Monarchy should go, says a third of TV poll
Wednesday 08 January 1997
A record 2.6 million viewers called in votes after Carlton Television staged a live programme, Monarchy: The Nation Decides, with 34 per cent of callers saying that they no longer wanted a hereditary head of state. After the show, which at times descended into slanging match, 66 per cent said they wanted the institution to continue.
Regional difference of opinion were evident, with 56 per cent in Scotland voting against the monarchy, Northern Ireland split equally and Welsh viewers marginally in favour, while the audience in England was largely pro-monarchy.
Carlton executives extended the time limit for calls after thousands complained they could not get through before the deadline in the biggest telephone poll ever staged in the UK.
Steve Clark, Carlton's head of factual programmes, defended the boisterous and, at times, aggressive debate, asking: "Is the standard of debate in the House of Commons at Question Time any better than that?"
The programme consisted of pre-recorded statements from royal experts interspersed with live debate from panellists and reaction from the audience. Some of the panellists were furious about the debate. The former Downing Street press secretary Sir Bernard Ingham said it had been "a disgrace". He wished he had not taken part and likened the level of discussion to that of a pub brawl.
Filmed at the National Exhibition Centre in Birmingham with an audience of some 3,000 people, the debate was heated, but seemed to shed little light on the issue. The confusion increased as thousands of viewers trying to get through on the 14,000 telephone lines allocated to the poll complained that they could not get connected. Some said that they tried to call for hours but were unable to poll their votes, while others were able to vote repeatedly by pressing phone redial buttons.
The tone of the discussion, hosted for Carlton TV by the ITN newscaster Trevor McDonald, was set early on when Stephen Haseler, chairman of the pressure group Republic, said that the real issue was whether British people had a right to choose their head of state.

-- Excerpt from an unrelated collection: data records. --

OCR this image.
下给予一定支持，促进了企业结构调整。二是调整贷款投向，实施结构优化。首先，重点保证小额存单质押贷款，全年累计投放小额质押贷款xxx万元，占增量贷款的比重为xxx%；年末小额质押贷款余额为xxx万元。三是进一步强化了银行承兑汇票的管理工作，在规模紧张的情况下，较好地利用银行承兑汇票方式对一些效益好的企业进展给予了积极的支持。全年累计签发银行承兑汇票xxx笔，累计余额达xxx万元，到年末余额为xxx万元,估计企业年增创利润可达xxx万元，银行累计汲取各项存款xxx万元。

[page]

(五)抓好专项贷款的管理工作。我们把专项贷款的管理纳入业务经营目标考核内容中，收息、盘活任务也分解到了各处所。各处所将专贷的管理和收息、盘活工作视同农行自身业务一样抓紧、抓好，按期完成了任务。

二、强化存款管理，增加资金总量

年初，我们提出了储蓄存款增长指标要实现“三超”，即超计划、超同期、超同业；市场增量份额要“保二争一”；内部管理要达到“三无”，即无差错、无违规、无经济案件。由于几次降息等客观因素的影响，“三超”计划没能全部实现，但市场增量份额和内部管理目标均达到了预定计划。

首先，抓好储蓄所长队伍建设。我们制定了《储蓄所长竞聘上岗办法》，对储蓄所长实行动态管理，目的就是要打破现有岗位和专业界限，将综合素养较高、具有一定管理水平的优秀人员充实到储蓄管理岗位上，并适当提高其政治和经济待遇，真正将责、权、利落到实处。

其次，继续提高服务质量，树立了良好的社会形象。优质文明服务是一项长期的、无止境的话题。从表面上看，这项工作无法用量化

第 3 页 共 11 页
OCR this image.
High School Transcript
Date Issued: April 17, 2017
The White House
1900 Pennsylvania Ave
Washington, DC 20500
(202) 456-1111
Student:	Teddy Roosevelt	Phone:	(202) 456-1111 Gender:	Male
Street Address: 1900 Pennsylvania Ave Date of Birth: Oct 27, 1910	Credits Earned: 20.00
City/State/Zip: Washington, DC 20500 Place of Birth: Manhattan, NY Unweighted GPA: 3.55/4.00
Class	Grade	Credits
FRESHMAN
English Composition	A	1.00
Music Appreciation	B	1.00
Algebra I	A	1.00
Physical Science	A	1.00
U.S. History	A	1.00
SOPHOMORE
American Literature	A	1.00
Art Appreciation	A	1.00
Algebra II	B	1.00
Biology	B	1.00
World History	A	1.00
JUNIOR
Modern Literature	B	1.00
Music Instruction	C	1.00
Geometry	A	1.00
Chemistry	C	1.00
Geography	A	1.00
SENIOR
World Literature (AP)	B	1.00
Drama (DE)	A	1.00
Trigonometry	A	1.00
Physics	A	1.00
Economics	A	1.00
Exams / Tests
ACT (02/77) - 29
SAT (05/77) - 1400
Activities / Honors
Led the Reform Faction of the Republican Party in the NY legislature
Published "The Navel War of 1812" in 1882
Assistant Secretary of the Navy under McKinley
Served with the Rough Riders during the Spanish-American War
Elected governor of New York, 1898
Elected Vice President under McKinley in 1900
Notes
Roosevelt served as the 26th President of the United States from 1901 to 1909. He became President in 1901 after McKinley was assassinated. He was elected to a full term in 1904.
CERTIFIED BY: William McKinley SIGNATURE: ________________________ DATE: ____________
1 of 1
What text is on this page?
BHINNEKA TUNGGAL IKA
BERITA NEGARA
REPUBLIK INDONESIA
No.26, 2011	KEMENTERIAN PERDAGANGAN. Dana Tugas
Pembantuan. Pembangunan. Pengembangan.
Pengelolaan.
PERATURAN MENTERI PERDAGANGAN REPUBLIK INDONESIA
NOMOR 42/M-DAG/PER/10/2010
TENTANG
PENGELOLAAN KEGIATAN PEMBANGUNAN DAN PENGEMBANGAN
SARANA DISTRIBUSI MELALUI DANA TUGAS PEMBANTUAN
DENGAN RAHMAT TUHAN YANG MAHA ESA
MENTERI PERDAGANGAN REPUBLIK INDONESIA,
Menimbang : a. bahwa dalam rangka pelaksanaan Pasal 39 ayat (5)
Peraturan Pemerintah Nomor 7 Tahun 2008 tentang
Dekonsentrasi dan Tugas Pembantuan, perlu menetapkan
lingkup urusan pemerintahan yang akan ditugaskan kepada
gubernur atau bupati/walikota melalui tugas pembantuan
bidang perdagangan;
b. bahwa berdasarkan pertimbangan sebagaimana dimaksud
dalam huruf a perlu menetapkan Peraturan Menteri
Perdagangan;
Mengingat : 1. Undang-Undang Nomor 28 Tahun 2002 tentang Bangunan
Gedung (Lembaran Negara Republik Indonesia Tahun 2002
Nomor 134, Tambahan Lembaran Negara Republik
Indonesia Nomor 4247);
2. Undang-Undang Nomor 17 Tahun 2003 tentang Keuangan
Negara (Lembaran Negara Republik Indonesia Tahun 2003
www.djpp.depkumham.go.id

The Tory MP Steven Norris (Epping Forest) was due to join the debate but left without taking part. He said: "I realised within a few minutes that this was simply not the kind of programme that I wanted to be part of ... I think it was utterly trivial and patronising."
In the discussion the author Frederick Forsyth accused journalists of "muck-raking" with regard to the Royal Family. There was a boisterous reaction when the agony aunt Claire Rayner insisted that people wanted to be citizens and not subjects to a hereditary monarchy.
The Mirror journalist James Whitaker said that he was "let down" by the scandalous activities of members of the Royal Family. The former Sunday Times editor Andrew Neil said they were not value for money. "But perhaps the biggest price we pay for the monarchy is not to be found in any balance sheet; it's the depressing signal that wealth, power and position are still inherited, rather than earned," he said.